When we talk about regenerative medicine, there is one topic that cannot be avoided.
This is the question of whether the patient’s own cells or another person’s cells should be used to support regenerative medicine. As we have discussed thus far, one of the great merits of regenerative medicine is the ability to treat the patient with the patient’s own cells. However, regenerative medicine becomes very expensive when it is implemented with the patient’s own cells because it is the ultimate tailor-made treatment. In order for regenerative medical products to become as widely distributed as pharmaceuticals, it will be imperative to use mass-production to reduce the cost. For this reason, there is an increasing need for regenerative medicine that uses other people’s cells instead of the patient’s own cells.

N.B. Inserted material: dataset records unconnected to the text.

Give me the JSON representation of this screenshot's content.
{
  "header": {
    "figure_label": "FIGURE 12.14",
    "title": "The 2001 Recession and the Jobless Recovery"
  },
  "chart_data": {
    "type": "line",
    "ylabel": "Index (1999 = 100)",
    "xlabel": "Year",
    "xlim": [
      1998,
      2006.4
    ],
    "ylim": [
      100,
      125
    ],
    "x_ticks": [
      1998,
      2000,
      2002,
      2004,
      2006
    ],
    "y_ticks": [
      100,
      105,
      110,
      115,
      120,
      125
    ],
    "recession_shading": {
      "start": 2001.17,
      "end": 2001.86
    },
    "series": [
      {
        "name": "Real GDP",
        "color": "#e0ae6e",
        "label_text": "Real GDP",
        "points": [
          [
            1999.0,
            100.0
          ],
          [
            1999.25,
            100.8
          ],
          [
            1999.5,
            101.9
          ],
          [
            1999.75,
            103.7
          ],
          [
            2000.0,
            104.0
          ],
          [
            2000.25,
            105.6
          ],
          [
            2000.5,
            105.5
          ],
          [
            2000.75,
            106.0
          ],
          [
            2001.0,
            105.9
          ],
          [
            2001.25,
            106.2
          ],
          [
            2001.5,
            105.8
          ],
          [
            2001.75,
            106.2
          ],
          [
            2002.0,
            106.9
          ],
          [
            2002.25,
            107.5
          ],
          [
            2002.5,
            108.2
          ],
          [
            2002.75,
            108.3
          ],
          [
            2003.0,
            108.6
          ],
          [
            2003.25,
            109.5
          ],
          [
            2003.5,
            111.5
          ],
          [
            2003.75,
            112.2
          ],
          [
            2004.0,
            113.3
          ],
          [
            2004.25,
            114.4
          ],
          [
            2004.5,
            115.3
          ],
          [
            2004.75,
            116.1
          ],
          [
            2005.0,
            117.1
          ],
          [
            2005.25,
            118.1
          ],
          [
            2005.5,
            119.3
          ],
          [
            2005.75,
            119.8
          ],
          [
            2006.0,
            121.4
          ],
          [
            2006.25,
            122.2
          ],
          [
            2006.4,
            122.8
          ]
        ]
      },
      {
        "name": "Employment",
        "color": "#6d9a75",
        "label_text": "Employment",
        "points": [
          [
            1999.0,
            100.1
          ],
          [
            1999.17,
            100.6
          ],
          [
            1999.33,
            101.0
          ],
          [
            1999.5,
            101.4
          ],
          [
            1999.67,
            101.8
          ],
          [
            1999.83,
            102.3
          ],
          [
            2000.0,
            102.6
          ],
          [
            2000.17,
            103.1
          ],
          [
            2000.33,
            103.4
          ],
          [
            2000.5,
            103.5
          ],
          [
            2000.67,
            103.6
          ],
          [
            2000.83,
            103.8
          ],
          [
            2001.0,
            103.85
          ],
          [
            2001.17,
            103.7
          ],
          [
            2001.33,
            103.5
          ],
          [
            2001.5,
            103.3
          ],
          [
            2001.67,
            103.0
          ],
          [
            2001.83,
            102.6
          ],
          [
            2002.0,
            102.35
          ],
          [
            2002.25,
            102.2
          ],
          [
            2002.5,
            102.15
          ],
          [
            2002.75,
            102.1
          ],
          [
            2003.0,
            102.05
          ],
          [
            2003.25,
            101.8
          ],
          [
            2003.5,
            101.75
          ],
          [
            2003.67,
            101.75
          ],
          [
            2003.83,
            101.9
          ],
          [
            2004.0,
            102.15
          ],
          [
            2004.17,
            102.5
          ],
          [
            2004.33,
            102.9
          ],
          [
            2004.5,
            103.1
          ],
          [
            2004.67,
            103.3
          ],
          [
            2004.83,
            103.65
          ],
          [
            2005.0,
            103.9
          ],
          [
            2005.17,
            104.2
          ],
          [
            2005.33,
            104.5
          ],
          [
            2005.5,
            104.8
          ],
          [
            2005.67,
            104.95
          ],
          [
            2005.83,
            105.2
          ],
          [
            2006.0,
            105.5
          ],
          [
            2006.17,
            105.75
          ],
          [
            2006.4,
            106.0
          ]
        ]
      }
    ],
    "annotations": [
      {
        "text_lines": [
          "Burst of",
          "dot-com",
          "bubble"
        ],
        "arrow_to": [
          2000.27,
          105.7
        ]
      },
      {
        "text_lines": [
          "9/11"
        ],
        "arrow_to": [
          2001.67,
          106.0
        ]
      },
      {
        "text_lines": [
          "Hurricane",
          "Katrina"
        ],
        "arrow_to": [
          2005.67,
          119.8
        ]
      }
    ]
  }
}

As I have already indicated, certain problems arise when another person’s cells are used instead of the patient’s own cells. These include immunological rejection and the transmission of various infectious diseases. But even before these considerations, we first confront the issue of whose cells we should use to make products for use in regenerative medicine. Since the premise is that the cells will be used in a patient’s body, it is of course necessary to obtain the cells from a healthy person. Then, in order to increase the cells to a large quantity, they also need to be cells with the best possible “vitality”, and this means obtaining them from a young person. Blood and other cells that can be obtained through minimally invasive techniques present no problem, but obtaining part of the body’s tissues through surgery, etc., is by no means easy.
The results of a questionnaire that we conducted independently some time ago showed that people who have a good knowledge of regenerative medicine have a positive attitude toward donating cells, but some people would base their decision on the degree of invasiveness involved in harvesting the cells. When we questioned them further, it became clear that even respondents who were willing to donate their own cells felt a certain amount of resistance to the idea of family members donating cells, or to commercial sale of their cells as products.
Topics related to regenerative medicine have been widely taken up by the media lately, and a growing number of people are aware of its significance. Even the Ministry of Economy, Trade and Industry has been proactively providing support for the handling of human tissue in the development of regenerative medicine. As one of the entities that bear responsibility for the regenerative medicine industry, we too must ensure that regenerative medicine that uses other people’s cells is promoted properly so as to gain the trust of more ordinary people.
In November of last year, we began clinical studies on allogeneic cultured epidermis. By using products made from allogeneic as well as autologous cells, we hope to deliver regenerative medicine more effectively to patients with burns and other conditions.